Все показал по сущей правде и более к показанному добавить ничего не имею, в чем и подписуюсь. Квартирмейстер Сибирского флотского экипажа Василий Николаев Корсунцев. Показания отбирал начальник Корсаковского округа Белый; при допросе присутствовал смотритель Корсаковской тюрьмы Шелькинг».

После того, как квартирмейстер Корсунцев был отправлен в Корсаковский пост, надзиратель поселка Тарайка Максим Воронов решил осмотреть место гибели «Розы». Вместе с ним пошли старший унтер-офицер Иван Иванов и два ссыльнокаторжных — Анфин Федотов и Григорий Руденко. Они обнаружили остатки шхуны, разбитой на «мелкие части». Также было обнаружено три вельбота, из которых один был «совершенно не поврежден штормом, второй несколько разбит, третий совершенно разбит, так что видимы нами были только части разбитого вельбота и равно выброшены принадлежности разбитой шхуны: паруса, веревки, порожние бочки и один бочонок маленький с коровьим маслом [был] разбит, масло клевали птицы». В рапорте надзирателя также было указано, о том, что «найден нами был труп с разбитой шхуны “Розы” ...труп лежал неподалеку от берега, без головы и рук, груди. Тело было сбито на спину штормом. Различить было трудно, русский или же американец, труп похоронен нами на берегу Терпения мыса, где и поставлен крест». На трупе были длинные американские сапоги, в которых, по свидетельству Корсунцева, ходил лейтенант Налимов. Поэтому, скорее всего, земле было предано именно его тело.

Первые корреспонденции в газетах (причем не только в местной газете «Владивосток», освещавшей поиски шхуны с начала декабря, но и выходивших в Кронштадте и Санкт-Петербурге «Кронштадтском вестнике» и «Новом времени»), посвященные «Крейсерку», стали появляться в 20-х числах января 1890 г. Трагическая и загадочная история взволновала общественное мнение России. 21 января морской министр Чихачев послал во Владивосток телеграмму, в которой недоуменно вопрошал о том, почему информация в газетах публикуется раньше, чем она доходит до Главного морского штаба. Беспокоился о судьбе шхуны и Император Александр III. Как мы уже упоминали, большинство газетных публикаций пересказывали показания Корсунцева. Также в них высказывались различные версии того, что именно могло произойти со шхуной. Причем иногда публиковались и слухи, которые впоследствии не подтверждались.

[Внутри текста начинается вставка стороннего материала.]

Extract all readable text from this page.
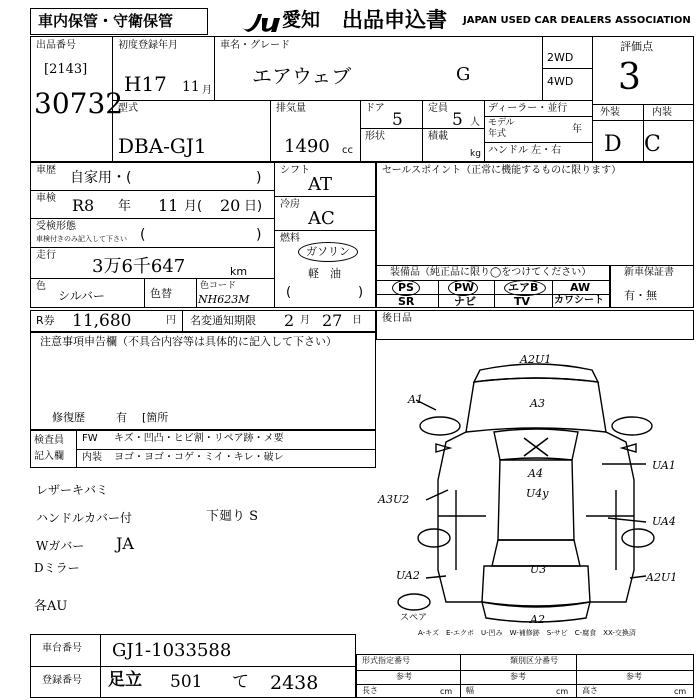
車内保管・守衛保管	愛知 出品申込書 JAPAN USED CAR DEALERS ASSOCIATION
出品番号
[2143]
30732
初度登録年月
H17 11 月
車名・グレード
エアウェブ	G
2WD
4WD
評価点
3
外装	内装
D C
型式
DBA-GJ1
排気量
1490 cc
ドア
5
定員
5 人
形状	積載
kg
ディーラー・並行
モデル
年式	年
ハンドル 左・右
車歴 自家用・(	)
車検 R8 年 11 月( 20 日)
受検形態
車検付きのみ記入して下さい (	)
走行
3万6千647	km
色
シルバー	色替
色コード
NH623M
シフト
AT
冷房
AC
燃料
ガソリン
軽　油
(	)
セールスポイント（正常に機能するものに限ります）
装備品（純正品に限り◯をつけてください）
PS	PW	エアB	AW
SR	ナビ	TV カワシート
新車保証書
有・無
R券 11,680	円 名変通知期限 2 月 27 日 後日品
注意事項申告欄（不具合内容等は具体的に記入して下さい）
修復歴	有 [箇所
検査員
記入欄
FW キズ・凹凸・ヒビ割・リペア跡・メ要
内装 ヨゴ・ヨゴ・コゲ・ミイ・キレ・破レ
レザーキバミ
ハンドルカバー付	下廻り S
Wガバー JA
Dミラー
各AU
A2U1
A1	A3
A4
U4y
A3U2
UA1
UA4
UA2	U3
A2U1
A2
スペア
A-キズ　E-エクボ　U-凹み　W-補修跡　S-サビ　C-腐食　XX-交換済
車台番号 GJ1-1033588
登録番号 足立 501 て 2438
形式指定番号	類別区分番号
参考	参考	参考
長さ	cm 幅	cm 高さ	cm
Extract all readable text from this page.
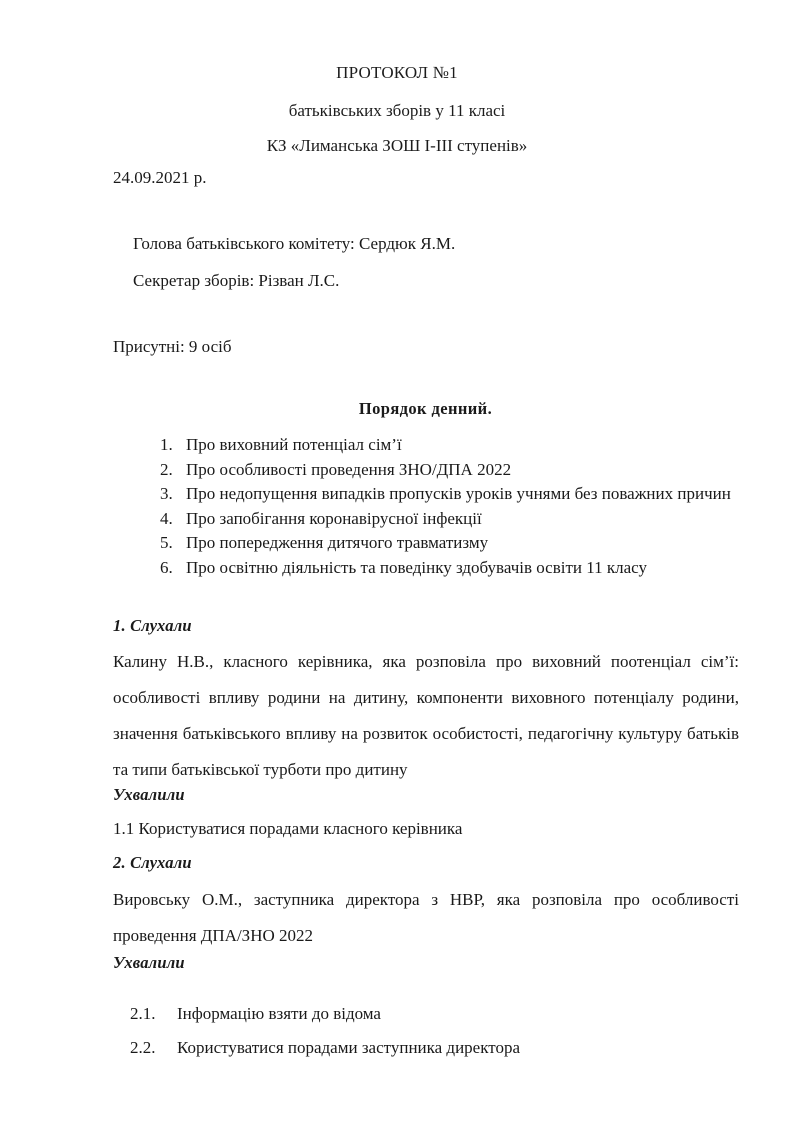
ПРОТОКОЛ №1
батьківських зборів у 11 класі
КЗ «Лиманська ЗОШ І-ІІІ ступенів»
24.09.2021 р.
Голова батьківського комітету: Сердюк Я.М.
Секретар зборів: Різван Л.С.
Присутні: 9 осіб
Порядок денний.
1. Про виховний потенціал сім’ї
2. Про особливості проведення ЗНО/ДПА 2022
3. Про недопущення випадків пропусків уроків учнями без поважних причин
4. Про запобігання коронавірусної інфекції
5. Про попередження дитячого травматизму
6. Про освітню діяльність та поведінку здобувачів освіти 11 класу
1. Слухали
Калину Н.В., класного керівника, яка розповіла про виховний поотенціал сім’ї: особливості впливу родини на дитину, компоненти виховного потенціалу родини, значення батьківського впливу на розвиток особистості, педагогічну культуру батьків та типи батьківської турботи про дитину
Ухвалили
1.1 Користуватися порадами класного керівника
2. Слухали
Вировську О.М., заступника директора з НВР, яка розповіла про особливості проведення ДПА/ЗНО 2022
Ухвалили

2.1. Інформацію взяти до відома

2.2. Користуватися порадами заступника директора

Так, в одной из заметок говорилось о том, что «9-го декабря разнесся по Нагасаки слух, что через него четыре дня назад проехал в Гон-Конг командир шхуны “Роза”, что его встретили здесь двое знакомых ему». Естественно, что это было не так...

Итак, судьба части офицеров и команды «Крейсерка» выяснилась, но по-прежнему не было ясно, куда делась сама шхуна 10 декабря была получена от русского посла из Токио телеграмма, сообщавшая, что, по донесению японских властей, 10 (22) ноября недалеко от мыса Соя морем был выкинут труп иностранца, одной из отличительных примет которого была татуировка «Ф.И. Иванов» на руке, а также о том, что на берегу обнаружено разрушенное иностранное судно с флагом, похожим на Андреевский. Достаточно быстро было принято решение отправить на поиски группу, состоявшую из мичмана В.Н. Бухарина, доктора А.А. Бунге и матроса Ощепкова с крейсера «Адмирал Нахимов», который стоял в это время в Нагасаки. Они выехали 14 декабря. Обнаруженная японцами шхуна действительно была «Крейсерком»... История поисков «Крейсерка» подробным образом изложена в мемуарах Бухарина, которые опубликованы в настоящей книге.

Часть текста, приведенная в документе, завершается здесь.